In a 16-page report posted on its online newsletter Spark, SRI said while the country’s economic growth in the third quarter of 2013 was laudable, it is too early to offer congratulations.
“The country has yet to establish a sustained growth record. The pattern is more boom-and-bust and growth has never exceeded double-digits. Taking population growth into account will reduce the country’s per-capital growth rate even further,” professor Victor Andres C. Manhit, president of SRI, said in the report titled “Ready to Compete? An Assessment of Philippine Competitiveness, Trade and Foreign Direct Investment Regimes.”
The Philippines’ gross domestic product (GDP) grew 7.1 percent in the third quarter of 2012, second only to China’s 7.7-percent expansion. GDP grew 6.8 percent in the fourth quarter.
Manhit, however, said the country needs to improve its competitiveness against other Asian economies, if it is to sustain such high-growth level.
Foreign direct investments (FDIs) in the Philippines reached $1.1 billion in the first three quarters of 2012, up by 40 percent from $782 million a year ago. The figure, however, was miniscule compared to FDIs going to other Asian countries.

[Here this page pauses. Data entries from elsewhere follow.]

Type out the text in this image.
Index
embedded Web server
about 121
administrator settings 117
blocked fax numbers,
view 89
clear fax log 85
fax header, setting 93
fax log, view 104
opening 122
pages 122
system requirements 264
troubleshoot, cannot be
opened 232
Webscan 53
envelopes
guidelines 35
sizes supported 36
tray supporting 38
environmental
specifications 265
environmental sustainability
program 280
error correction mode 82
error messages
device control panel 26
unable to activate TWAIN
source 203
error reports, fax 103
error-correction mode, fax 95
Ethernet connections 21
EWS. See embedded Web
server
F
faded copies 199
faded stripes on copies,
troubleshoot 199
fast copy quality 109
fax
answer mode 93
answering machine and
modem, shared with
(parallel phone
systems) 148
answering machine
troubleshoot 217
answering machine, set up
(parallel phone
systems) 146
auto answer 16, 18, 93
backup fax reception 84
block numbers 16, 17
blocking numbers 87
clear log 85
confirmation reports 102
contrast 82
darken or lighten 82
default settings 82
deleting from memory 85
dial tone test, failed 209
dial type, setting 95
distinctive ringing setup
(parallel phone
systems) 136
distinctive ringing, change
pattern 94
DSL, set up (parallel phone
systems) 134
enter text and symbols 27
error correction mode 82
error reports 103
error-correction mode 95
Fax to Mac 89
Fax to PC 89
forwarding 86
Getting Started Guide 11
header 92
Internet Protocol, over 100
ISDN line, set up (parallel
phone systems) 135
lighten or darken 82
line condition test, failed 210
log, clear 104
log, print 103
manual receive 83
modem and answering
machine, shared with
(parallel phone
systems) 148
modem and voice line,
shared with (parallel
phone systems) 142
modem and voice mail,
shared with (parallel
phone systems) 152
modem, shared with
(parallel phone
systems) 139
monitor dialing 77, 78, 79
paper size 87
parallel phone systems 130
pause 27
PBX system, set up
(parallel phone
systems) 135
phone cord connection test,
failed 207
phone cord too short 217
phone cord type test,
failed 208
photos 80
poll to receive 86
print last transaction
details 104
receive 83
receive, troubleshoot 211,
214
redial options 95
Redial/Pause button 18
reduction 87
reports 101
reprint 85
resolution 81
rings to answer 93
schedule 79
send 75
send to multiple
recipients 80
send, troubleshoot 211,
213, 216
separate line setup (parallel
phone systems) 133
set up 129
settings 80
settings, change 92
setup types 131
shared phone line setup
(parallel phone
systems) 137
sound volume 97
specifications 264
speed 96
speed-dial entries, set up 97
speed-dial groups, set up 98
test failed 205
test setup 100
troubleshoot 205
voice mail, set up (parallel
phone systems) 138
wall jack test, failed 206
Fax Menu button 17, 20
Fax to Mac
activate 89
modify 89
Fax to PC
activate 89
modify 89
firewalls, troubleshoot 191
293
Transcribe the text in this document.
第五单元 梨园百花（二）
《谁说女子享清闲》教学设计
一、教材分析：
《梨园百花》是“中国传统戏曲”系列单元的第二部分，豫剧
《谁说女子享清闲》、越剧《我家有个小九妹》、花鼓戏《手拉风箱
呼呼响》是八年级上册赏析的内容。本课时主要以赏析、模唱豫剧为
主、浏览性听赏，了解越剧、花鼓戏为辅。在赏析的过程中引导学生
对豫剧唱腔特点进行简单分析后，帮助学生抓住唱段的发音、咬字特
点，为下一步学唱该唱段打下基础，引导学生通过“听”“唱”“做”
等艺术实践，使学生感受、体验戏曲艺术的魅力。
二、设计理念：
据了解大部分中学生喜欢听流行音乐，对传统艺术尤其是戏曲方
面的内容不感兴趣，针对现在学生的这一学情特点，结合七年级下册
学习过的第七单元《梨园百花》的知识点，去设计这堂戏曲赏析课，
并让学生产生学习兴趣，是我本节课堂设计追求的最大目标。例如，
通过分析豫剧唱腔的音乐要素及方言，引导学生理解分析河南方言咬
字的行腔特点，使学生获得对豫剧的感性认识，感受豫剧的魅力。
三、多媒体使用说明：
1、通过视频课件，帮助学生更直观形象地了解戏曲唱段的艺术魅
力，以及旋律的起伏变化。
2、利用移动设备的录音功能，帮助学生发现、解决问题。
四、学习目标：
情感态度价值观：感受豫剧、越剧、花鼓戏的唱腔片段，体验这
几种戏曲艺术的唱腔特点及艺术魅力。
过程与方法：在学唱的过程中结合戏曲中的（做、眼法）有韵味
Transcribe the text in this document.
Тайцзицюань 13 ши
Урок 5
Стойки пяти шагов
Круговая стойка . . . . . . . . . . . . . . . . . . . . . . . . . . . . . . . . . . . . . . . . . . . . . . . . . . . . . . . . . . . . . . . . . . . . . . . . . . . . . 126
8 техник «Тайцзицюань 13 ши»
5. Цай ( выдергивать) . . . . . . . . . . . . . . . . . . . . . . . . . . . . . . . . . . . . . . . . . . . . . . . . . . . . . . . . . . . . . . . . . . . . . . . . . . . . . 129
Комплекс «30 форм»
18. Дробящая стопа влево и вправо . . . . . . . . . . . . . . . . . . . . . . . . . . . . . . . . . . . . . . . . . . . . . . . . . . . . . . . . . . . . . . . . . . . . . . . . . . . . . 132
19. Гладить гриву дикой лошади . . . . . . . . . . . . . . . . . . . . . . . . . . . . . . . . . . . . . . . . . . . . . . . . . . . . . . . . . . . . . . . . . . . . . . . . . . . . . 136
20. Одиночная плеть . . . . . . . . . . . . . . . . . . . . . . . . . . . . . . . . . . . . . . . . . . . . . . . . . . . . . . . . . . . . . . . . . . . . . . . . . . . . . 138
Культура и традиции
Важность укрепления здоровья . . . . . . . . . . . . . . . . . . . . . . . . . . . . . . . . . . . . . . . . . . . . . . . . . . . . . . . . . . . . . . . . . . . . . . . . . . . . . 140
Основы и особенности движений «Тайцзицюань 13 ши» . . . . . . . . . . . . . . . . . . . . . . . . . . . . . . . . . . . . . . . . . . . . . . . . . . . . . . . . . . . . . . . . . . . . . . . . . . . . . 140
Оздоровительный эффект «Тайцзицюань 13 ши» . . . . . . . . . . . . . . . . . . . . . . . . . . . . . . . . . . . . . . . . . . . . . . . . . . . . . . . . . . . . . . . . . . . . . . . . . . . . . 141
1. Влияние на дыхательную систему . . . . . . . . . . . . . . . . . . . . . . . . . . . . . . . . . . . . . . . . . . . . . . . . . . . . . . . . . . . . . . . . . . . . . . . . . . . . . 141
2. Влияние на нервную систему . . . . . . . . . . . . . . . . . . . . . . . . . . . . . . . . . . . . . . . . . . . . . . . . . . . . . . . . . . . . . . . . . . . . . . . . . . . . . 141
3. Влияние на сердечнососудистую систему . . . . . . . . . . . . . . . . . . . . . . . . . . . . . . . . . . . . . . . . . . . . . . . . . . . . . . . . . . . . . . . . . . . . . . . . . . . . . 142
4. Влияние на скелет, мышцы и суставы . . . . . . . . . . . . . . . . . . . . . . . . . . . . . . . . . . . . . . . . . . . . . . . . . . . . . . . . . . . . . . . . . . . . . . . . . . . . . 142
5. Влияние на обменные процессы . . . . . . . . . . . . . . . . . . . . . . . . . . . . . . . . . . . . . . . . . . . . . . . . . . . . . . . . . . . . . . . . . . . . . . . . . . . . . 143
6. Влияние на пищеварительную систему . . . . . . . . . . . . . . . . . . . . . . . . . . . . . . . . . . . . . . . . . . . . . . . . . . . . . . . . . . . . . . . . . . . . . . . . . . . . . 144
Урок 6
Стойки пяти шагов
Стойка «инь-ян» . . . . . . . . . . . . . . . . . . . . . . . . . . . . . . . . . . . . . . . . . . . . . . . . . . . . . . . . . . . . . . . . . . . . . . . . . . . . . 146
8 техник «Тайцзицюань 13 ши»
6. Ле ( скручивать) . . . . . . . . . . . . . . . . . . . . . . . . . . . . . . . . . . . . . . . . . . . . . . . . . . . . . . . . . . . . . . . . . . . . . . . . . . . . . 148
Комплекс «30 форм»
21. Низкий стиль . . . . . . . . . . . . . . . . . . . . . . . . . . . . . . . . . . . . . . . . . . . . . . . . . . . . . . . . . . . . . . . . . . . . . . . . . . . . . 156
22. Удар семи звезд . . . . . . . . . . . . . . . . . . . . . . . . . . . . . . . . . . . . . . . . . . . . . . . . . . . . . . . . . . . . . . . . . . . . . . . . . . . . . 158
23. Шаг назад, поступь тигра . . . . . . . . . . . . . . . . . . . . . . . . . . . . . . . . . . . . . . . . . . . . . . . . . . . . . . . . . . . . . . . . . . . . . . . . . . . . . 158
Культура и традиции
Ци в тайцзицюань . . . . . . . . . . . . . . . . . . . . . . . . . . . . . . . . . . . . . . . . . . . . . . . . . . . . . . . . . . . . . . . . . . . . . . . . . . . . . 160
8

“Overall, the most problematic factors for doing business in the Philippines are corruption, inefficient government bureaucracy and inadequate supply of infrastructure,” he said.
He said the Philippines seemed mired in transition between stages of economic development. While it has a sophisticated financial market, stable macroeconomic environment, capacity to absorb new technology and a sizeable market, the country is stymied by weak institutions, an inefficient bureaucracy and inadequate infrastructure that together raise the cost of doing business and make the country a not-so-attractive destination.
Manhit, thus, cited the need to amend the 1987 Constitution to allow more foreign investments into the country.
He also stressed the importance of improving infrastructure. “Providing adequate physical infrastructure must be a continuing concern given the regular damage wrought by natural disasters. If these tasks are met, high-growth and economic prosperity for Filipinos will result as a matter of course,” he said.